Nach Corona Schwierigkeiten, wieder in Routine zu kommen

Vor allem Arbeit unter Stress sei eine Herausforderung für die aktuell fünf Mitarbeitenden mit geistiger Behinderung. "Besonders nach Corona hatten viele Schwierigkeiten, wieder in ihre Routine zu kommen", erinnert sich Heubusch. Eine feste Struktur tue den jungen Menschen gut. Auf den ersten Blick erkennen neue Gäste nicht, dass das Café Karl ein Inklusionsbetrieb ist: "Die Leute sollen hierherkommen, weil es ihnen gefällt und sie sich wohlfühlen", sagt Heubusch.

"Inklusion bedeutet schließlich, dass Menschen integriert werden."

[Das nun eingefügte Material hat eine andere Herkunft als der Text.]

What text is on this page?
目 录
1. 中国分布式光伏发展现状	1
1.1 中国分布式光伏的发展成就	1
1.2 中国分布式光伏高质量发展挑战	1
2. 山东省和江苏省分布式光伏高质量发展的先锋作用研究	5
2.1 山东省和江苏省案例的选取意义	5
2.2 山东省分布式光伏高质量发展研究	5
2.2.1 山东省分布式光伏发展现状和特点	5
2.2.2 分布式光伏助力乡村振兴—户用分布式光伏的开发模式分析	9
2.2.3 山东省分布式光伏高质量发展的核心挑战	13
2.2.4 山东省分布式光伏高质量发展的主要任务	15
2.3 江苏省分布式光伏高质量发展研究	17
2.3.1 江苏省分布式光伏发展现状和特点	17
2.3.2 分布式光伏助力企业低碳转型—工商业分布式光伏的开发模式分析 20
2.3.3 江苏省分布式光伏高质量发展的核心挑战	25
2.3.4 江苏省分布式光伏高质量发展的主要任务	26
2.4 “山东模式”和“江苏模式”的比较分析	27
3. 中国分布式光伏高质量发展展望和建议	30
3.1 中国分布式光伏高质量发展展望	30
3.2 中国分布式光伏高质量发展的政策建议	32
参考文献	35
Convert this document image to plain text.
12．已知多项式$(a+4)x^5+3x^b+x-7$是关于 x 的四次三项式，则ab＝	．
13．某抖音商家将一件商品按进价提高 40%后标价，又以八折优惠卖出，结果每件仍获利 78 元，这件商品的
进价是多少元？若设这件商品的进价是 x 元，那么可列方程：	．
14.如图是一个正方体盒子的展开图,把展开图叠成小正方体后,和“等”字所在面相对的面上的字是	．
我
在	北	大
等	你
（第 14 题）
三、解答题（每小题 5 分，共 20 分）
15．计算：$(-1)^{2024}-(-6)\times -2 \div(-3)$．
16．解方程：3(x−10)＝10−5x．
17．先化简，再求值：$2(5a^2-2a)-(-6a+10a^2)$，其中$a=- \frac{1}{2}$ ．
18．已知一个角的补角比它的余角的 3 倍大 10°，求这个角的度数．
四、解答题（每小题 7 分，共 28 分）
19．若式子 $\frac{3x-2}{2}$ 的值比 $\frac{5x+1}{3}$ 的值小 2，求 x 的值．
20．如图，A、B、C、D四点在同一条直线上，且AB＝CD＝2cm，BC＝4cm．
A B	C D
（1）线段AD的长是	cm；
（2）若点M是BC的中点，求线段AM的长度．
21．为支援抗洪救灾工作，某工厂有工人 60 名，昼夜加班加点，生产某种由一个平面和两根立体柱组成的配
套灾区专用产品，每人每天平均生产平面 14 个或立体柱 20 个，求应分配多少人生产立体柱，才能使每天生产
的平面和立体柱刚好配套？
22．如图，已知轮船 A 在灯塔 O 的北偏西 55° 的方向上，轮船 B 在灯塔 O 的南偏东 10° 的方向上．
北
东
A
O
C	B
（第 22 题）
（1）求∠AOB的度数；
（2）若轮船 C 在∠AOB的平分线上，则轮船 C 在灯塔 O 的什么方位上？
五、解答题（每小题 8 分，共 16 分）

Laut der Bundesarbeitsgemeinschaft für Inklusionsunternehmen (BAG IF) gab es im Jahr 2020 pro einer Million Einwohner fast 300 Arbeitsplätze in Inklusionsunternehmen. 18 Prozent davon sind der Gastronomiebranche rund um Kantine, Catering, Cafés und Restaurants zuzuordnen.

Gelebte Inklusion

Auch Tanja Rudolph vom Café Miteinand in Bad Tölz weiß, dass gelebte Inklusion dort anfängt, wo Menschen mit und ohne Behinderung aufeinandertreffen. "Wir sind ein normales Café, in dem die Gäste ein selbstgemachtes Frühstück genießen und eine gute Zeit haben können", sagt sie. Zu einem richtigen Inklusionscafé fehlen der Einrichtung noch die richtigen Räumlichkeiten.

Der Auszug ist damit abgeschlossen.